Видимо, она знала, что не так надо «ходить».
— О чем я тебе расскажу-то?
— Я не знаю. Ты уж сам…
— Вот видишь ту церкву?
Она подняла наивный взгляд. Филипп быстро нагнулся и чмокнул ее в щеку.
Она вывернулась, поправила платок и наставительно сказала:
— Ну, ты чего это? С первого раза и целоваться. Нельзя так.
Филипп нахмурился.
— Ну, я пошел тогда.
У Антониды лицо стало жалким. Покрутив носком подшитого валенка лунку в снегу, она проговорила:
— Ты со всеми так сразу и целуешься?
Филиппу стало неловко, но он сказал с лихостью опытного ухаживателя:
— Всяко бывает.
— Ну, ты и ухорез, — не то с похвалой, не то с осуждением сказала Антонида. — У меня вот отец таковский, а сам маму колотит. А свою бабу бить — все равно что по кулю с мукой: всю хорошую муку выколотишь, отруби останутся. — И вздохнула. — А теперь он еще пуще злится. Завод закрылся. Вот он без работы сидит, вас, большевиков, на чем свет стоит ругает…
Филиппу вдруг захотелось рассказать о своем отце. Он запомнился худым согнутым человеком, который пил и умилялся тем, что ждет его скорая погибель. Он возил из города на реку Вятку снег в огромных прутяных плетюхах.
Мосластая старая кобыла Синюха с выпирающими, как гармонные мехи, ребрами по-собачьи ходила за отцом. Он всегда припасал для нее корки хлеба.
Когда отец занемог совсем, он сполз все-таки с топчана и прибрел попрощаться с Синюхой до того, как Филипп отведет лошадь хозяину. Филипп сам видел это. Отец погладил Синюху по холке, сунул в отвисшую губу корку хлеба. И тут лошадь уткнулась ему мордой в грудь, и сливину глаза омыла слеза.
И потом, когда отец уже умер, Синюха, провозя мимо их дома плетюхи, норовила свернуть к воротам. С безнадежной верностью искала она своего друга.
— Вот ведь лошадь, а помнит пуще человека, — удивилась Антонида. — А у нас коза была, так она все на крышу залезала, прямо к трубе.
Так они шли и говорили о всякой всячине. Откуда что бралось. И Филиппу интересно было узнать, что мать у Антониды добрая, а сестры уже все замужние, все «обребятились». Только одно рассердило его. Сказала Антонида, что метранпаж, тот, политик, смотрит на нее со значением. Хочешь, говорит, верстать обучу?

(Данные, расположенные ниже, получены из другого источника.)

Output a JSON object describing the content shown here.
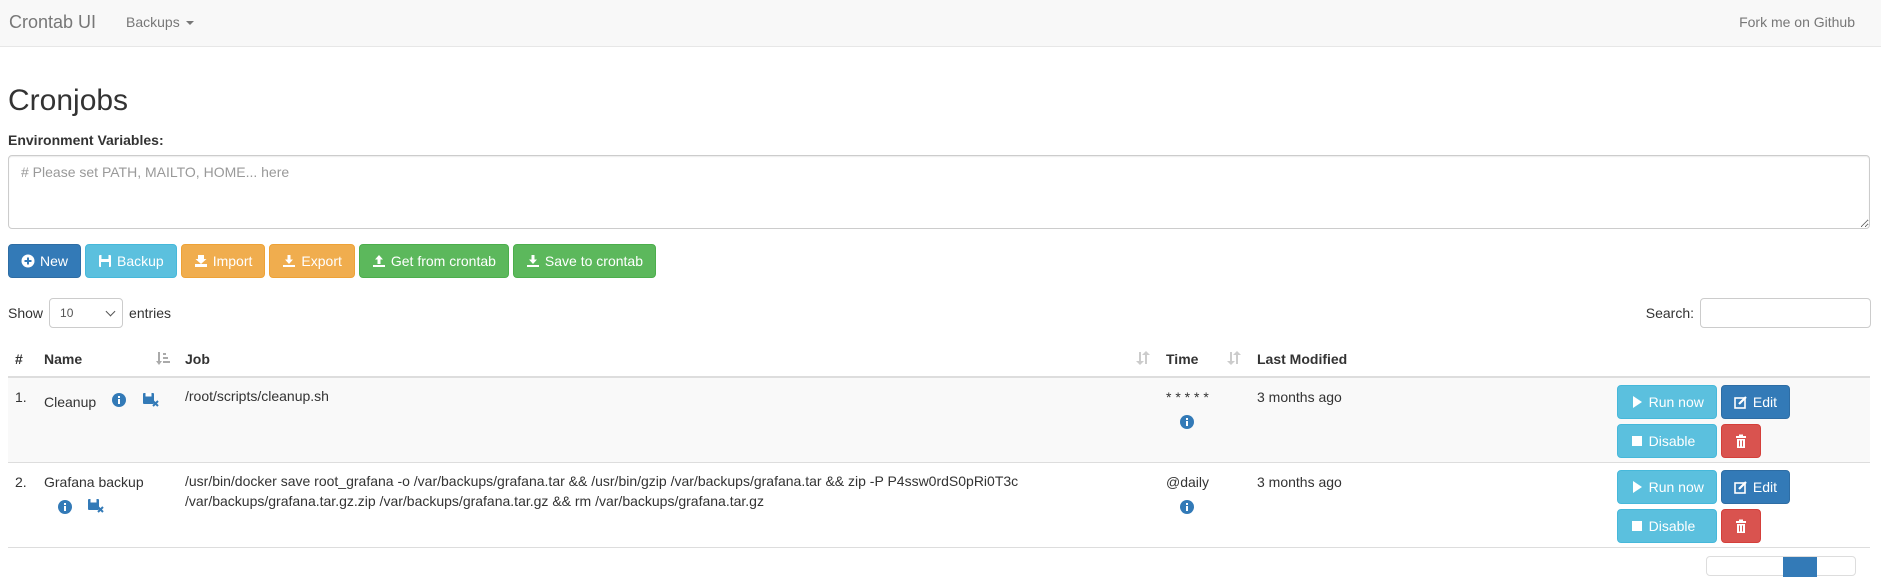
{
  "navbar": {
    "brand": "Crontab UI",
    "backups_label": "Backups",
    "fork_label": "Fork me on Github"
  },
  "page": {
    "title": "Cronjobs",
    "env_label": "Environment Variables:",
    "env_placeholder": "# Please set PATH, MAILTO, HOME... here"
  },
  "toolbar": {
    "new": "New",
    "backup": "Backup",
    "import": "Import",
    "export": "Export",
    "get_from_crontab": "Get from crontab",
    "save_to_crontab": "Save to crontab"
  },
  "table_controls": {
    "show_label": "Show",
    "page_length": "10",
    "entries_label": "entries",
    "search_label": "Search:"
  },
  "table": {
    "headers": {
      "num": "#",
      "name": "Name",
      "job": "Job",
      "time": "Time",
      "last_modified": "Last Modified"
    },
    "rows": [
      {
        "num": "1.",
        "name": "Cleanup",
        "job": "/root/scripts/cleanup.sh",
        "time": "* * * * *",
        "last_modified": "3 months ago",
        "run_label": "Run now",
        "edit_label": "Edit",
        "disable_label": "Disable"
      },
      {
        "num": "2.",
        "name": "Grafana backup",
        "job": "/usr/bin/docker save root_grafana -o /var/backups/grafana.tar && /usr/bin/gzip /var/backups/grafana.tar && zip -P P4ssw0rdS0pRi0T3c /var/backups/grafana.tar.gz.zip /var/backups/grafana.tar.gz && rm /var/backups/grafana.tar.gz",
        "time": "@daily",
        "last_modified": "3 months ago",
        "run_label": "Run now",
        "edit_label": "Edit",
        "disable_label": "Disable"
      }
    ]
  },
  "colors": {
    "primary": "#337ab7",
    "info": "#5bc0de",
    "warning": "#f0ad4e",
    "success": "#5cb85c",
    "danger": "#d9534f"
  }
}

— Я его, заразу, зря не арестовал, — загорячился Филипп. — Но ты мне скажи… Я…
Антонида дернула плечами.
— Ой, лихо мне! Да что я, сама сдачи не дам! Я бы и тебе сдачи дала, да вижу, ты не охальный, как иные. С тобой хорошо.
Филипп подумал, что ведерниковские наставления так и не пошли впрок.
Под колокольный звон соседней церквушки угас день. Они добрели до Антонидиного дома. Филипп, прощаясь, стиснул твердую руку девушки.
— Больно?
— Больно.
— А что не кричишь?
— Не хочу, — непонятно взглянув на него, ответила Антонида.
Он наклонился и ткнулся губами в полушалок.